Aku
tersenyum. Merasa hidupku lebih damai dan indah. Aku sekarang bahagia. Ayah
ibuku tak pernah lagi berlaku buruk padaku. Mereka lebih menyayangiku. Teman-temanku
selalu di sampingku. Darto? Ah hanya hubungan layaknya ikhwan dan akhwat
sebagaimana seharusnya. Seperlunya saja. Rasanya semua terasa sudah cukup.
The Story of Kintan
End
***
“dia
yang minta dikuburkan di Makassar saja bu”ucap seorang wanita paruh bayah
sambil terisak. Dia mengenakan pakaian serba hitam.
“dia
meninggal dalam keadaan damai. Wajahnya tersenyum”seorang nenek juga turut
terisak hebat.
“dia
perempuan yang hebat”remaja lelaki menatap jenazah yang tertutup kain.
“dia
selalu bilang nda punya teman. Tapi
teman-temannya bahkan jauh-jauh datang hanya untuk melihatnya dikebumikan
hiks.. hikss”tangis yang tiada henti dari gadis polos dan riang.
“dia
sudah tenang”senyum dewasa dari gadis yang bijak.
***
Hai para pembaca kisah Kintan, namaku Aldo.
Ya saingan Kin yang selalu diceritakannya. Aku ingin meluruskan beberapa hal,
aku tak sebureng yang Kintan bilang ya. Hanya saja ketika ulangan, hendaknya
soalnya dikerjakan sendiri. Kalau aku bantuin, sama aja aku bantu mereka
menjadi bodoh, menjadi pembohong, cikal bakal koruptor.ya itu aja sih
penjelasannya.
Mungkin kalian anggap kami ini
jahat.

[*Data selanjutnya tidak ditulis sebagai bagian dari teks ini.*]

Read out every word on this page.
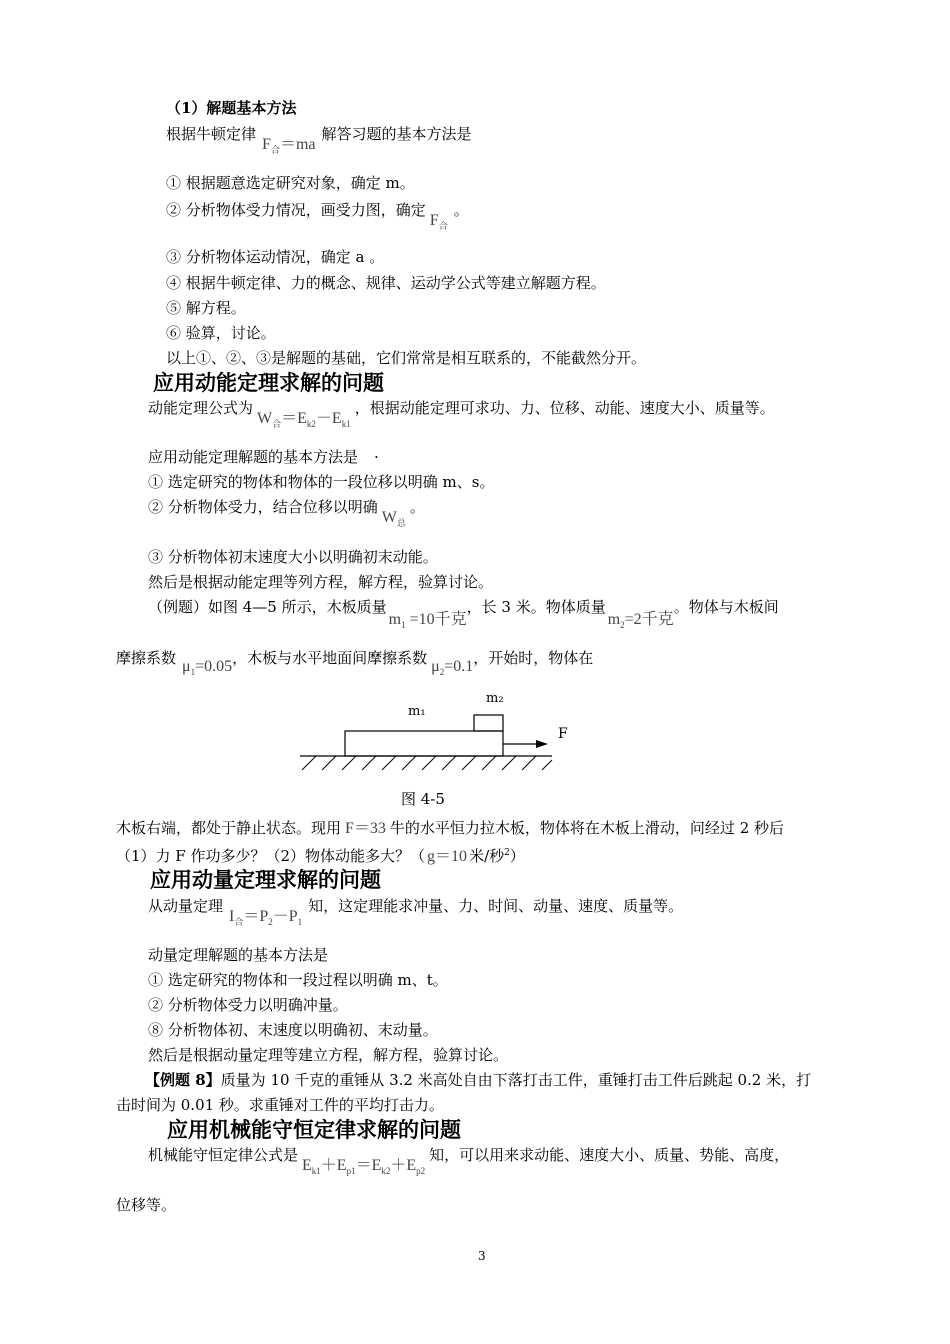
（1）解题基本方法
根据牛顿定律$F_合=ma$解答习题的基本方法是
① 根据题意选定研究对象，确定 m。
② 分析物体受力情况，画受力图，确定$F_合$。
③ 分析物体运动情况，确定 a 。
④ 根据牛顿定律、力的概念、规律、运动学公式等建立解题方程。
⑤ 解方程。
⑥ 验算，讨论。
以上①、②、③是解题的基础，它们常常是相互联系的，不能截然分开。
应用动能定理求解的问题
动能定理公式为$W_合=E_{k2}-E_{k1}$，根据动能定理可求功、力、位移、动能、速度大小、质量等。
应用动能定理解题的基本方法是 ·
① 选定研究的物体和物体的一段位移以明确 m、s。
② 分析物体受力，结合位移以明确$W_总$。
③ 分析物体初末速度大小以明确初末动能。
然后是根据动能定理等列方程，解方程，验算讨论。
（例题）如图 4—5 所示，木板质量$m_1 =10$千克，长 3 米。物体质量$m_2=2$千克。物体与木板间
摩擦系数 $\mu_1=0.05$，木板与水平地面间摩擦系数 $\mu_2=0.1$，开始时，物体在
m₁
m₂
F
图 4-5
木板右端，都处于静止状态。现用 F＝33 牛的水平恒力拉木板，物体将在木板上滑动，问经过 2 秒后
（1）力 F 作功多少？（2）物体动能多大？（ g＝10 米/秒$^2$）
应用动量定理求解的问题
从动量定理$I_合=P_2-P_1$知，这定理能求冲量、力、时间、动量、速度、质量等。
动量定理解题的基本方法是
① 选定研究的物体和一段过程以明确 m、t。
② 分析物体受力以明确冲量。
⑧ 分析物体初、末速度以明确初、末动量。
然后是根据动量定理等建立方程，解方程，验算讨论。
【例题 8】质量为 10 千克的重锤从 3.2 米高处自由下落打击工件，重锤打击工件后跳起 0.2 米，打
击时间为 0.01 秒。求重锤对工件的平均打击力。
应用机械能守恒定律求解的问题
机械能守恒定律公式是$E_{k1}+E_{p1}=E_{k2}+E_{p2}$知，可以用来求动能、速度大小、质量、势能、高度，
位移等。
3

Tak pernah menghubungi Kintan saat dia dipindahkan. Tak pernah
bersimpati, tidak peka dengan segala hal yang terjadi dengannya dan banyak hal.
Harus kuakui satu dari sekian tuduhan itu ada benarnya. Kami terlalu sibuk
dengan diri kami sendiri hingga kami lupa akan teman kami. Kalian jangan gitu
ya! Care sama teman kalian. Itu penting banget. Walaupun dia dengan dingin dan
cuek-cueknya gak mau dipedulikan namun di lubuk hati terdalamnya mereka
sebenarnya juga membutuhkannya. Jangan hidup dalam penyesalan layaknya
kami. But you know, setelah semua hal yang terjadi sama Kin,
kami mencoba untuk menghubunginya di Makassar namun katanya dia tak punya hp. Hanya
neneknya yang punya, yang ayah ibunya pun tak ingin memberikan entah kenapa.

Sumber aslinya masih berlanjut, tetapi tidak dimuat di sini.